Earlier this week the CDC published new HPV infection prevalence data which revealed that one quarter of all American girls and women aged 14 to 59 years are infected with HPV of any type. However, only 2 percent of them are infected with HPV types 16 and 18, which are the only high risk HPV types associated with cervical cancer included in Merck's GARDASIL. (Most sexually active individuals become asymptomatically infected with HPV at some point in their lives but 90 percent clear the infection from their bodies. Among high risk factors for chronic HPV infection are co-infection with herpes, chlamydia and HIV; smoking; long term oral contraceptive use; multiple births and poverty.)

It is well known that Merck campaign contributions coincided with a Feb. 2, 2007 Executive Order by the Governor of Texas that mandated the vaccine for all little girls in Texas. Less well known is the fact that on Dec. 14, 2006, Merck announced a $57 million dollar expansion of its plant in Elkton, Virginia (with an annual payroll of $60 million) to produce GARDASIL. Gov. Kaine approved a $700,000 performance-based grant from the Virginia Investment Partnership (VIP) program for Merck to improve the Elkton plant to make it ready to produce GARDASIL ( Click here to view the Dec 14, 2006 Press Release)

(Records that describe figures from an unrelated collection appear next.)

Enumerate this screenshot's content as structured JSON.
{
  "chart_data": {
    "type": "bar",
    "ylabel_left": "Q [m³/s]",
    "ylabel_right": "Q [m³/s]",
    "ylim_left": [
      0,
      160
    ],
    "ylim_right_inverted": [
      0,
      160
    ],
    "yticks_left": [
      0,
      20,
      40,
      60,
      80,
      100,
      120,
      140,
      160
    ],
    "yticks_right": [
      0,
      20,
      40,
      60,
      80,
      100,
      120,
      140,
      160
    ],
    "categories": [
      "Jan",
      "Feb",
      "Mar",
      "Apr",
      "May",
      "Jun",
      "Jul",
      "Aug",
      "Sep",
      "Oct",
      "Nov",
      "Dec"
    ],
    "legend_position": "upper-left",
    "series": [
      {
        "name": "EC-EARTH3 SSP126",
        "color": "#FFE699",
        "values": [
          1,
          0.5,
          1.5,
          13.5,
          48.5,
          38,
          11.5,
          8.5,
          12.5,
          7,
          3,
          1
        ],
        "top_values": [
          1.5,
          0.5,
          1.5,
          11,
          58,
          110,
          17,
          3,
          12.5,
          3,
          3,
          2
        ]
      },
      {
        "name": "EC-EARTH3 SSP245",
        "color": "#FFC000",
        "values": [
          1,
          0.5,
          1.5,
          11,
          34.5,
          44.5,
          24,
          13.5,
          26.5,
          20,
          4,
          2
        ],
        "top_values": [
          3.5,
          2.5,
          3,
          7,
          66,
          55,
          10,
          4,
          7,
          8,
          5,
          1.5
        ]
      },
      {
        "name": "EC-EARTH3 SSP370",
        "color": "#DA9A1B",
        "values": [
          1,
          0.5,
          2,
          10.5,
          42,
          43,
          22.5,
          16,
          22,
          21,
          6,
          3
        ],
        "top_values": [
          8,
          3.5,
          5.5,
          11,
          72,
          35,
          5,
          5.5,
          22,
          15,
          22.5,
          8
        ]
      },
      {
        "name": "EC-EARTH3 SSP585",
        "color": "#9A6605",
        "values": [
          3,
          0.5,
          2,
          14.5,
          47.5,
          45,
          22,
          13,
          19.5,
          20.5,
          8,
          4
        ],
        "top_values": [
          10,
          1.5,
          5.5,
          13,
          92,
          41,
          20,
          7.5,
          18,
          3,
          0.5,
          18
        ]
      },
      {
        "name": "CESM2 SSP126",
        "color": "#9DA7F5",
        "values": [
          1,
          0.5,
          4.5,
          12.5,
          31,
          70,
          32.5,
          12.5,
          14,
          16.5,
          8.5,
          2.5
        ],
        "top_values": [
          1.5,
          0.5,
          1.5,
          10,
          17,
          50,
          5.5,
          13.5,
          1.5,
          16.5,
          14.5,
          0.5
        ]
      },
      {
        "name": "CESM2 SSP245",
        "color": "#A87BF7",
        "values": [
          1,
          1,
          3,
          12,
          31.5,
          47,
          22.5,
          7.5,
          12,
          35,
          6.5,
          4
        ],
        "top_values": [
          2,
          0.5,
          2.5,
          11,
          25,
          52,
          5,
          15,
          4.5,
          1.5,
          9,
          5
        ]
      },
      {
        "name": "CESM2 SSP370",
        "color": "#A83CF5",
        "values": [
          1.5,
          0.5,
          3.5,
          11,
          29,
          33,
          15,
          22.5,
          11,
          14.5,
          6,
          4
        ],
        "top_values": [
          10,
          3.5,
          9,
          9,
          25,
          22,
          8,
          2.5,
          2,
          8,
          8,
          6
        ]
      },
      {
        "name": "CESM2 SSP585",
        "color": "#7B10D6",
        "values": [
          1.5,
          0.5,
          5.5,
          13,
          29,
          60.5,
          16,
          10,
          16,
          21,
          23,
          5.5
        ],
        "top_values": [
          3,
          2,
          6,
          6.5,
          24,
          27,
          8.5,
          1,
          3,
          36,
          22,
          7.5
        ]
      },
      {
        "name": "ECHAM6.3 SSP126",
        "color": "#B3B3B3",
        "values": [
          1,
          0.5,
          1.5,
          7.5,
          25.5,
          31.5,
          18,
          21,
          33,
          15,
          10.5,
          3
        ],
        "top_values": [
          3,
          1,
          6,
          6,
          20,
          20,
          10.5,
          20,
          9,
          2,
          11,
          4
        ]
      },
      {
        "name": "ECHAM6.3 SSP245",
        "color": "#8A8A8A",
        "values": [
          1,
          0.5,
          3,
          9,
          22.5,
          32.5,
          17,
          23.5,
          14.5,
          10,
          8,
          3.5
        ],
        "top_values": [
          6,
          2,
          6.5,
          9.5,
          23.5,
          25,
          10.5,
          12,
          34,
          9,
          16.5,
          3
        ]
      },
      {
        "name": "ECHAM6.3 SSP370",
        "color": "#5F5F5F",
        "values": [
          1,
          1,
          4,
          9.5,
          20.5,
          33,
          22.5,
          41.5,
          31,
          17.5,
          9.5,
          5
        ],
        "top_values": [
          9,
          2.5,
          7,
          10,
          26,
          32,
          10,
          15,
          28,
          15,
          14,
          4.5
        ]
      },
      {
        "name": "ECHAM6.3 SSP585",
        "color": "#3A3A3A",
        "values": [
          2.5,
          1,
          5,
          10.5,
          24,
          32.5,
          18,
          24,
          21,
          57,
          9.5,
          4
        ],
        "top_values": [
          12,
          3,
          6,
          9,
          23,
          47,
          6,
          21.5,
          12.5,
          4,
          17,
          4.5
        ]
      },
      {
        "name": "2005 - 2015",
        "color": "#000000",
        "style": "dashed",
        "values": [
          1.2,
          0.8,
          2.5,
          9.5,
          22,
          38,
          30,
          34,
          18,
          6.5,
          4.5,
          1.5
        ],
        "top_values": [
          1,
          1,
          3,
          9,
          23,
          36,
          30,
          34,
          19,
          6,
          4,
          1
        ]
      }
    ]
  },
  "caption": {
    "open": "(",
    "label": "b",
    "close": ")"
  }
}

Although Gov. Kaine and many of the Virginia legislators sponsoring the HPV vaccine mandate for all little girls in Virginia may have consulted their consciences in making this decision for Virginia families, unfortunately Virginia politicians appear to have something in common with the Governor of Texas: financial incentive from Merck to vote for an HPV vaccine mandate. When citizens look at new vaccine mandates like this one, they see the heavy hand of the pharmaceutical industry influencing public health policy in America.

Parents are growing weary of watching lawmakers add every new vaccine that industry produces for children to state vaccine laws. Why are our schools becoming centers for forced vaccination rather than centers for education? Why should parents and their children be placed on a government monitored List of names identifying those who "opt- out" of getting HPV vaccine? What will it mean in the future to have your name and your child's name on that List? Whose business is it if parents choose not to give their 11 year old daughters a vaccine for a sexually transmitted disease that cannot be transmitted in the school classroom?

There is too little known about the safety and potential long term effectiveness of HPV vaccine to mandate it for anyone. Lawmakers who vote to mandate this vaccine will have made a mistake, which may cost them and the citizens of their states dearly.









1 comment:

C Harding said...

Thanks so much for adding this post. This helped me to understand some additional factors that have "influenced" the passage of this bill. I live in Virginia and am writing an analysis on this policy for one of my classes. During the 2007 legistlative session, I did't know that this law had even been proposed. Del. Robert G Marshall has pre-filed a bill that will remove the mandate if it is passed. We'll see what happens. Thanks again.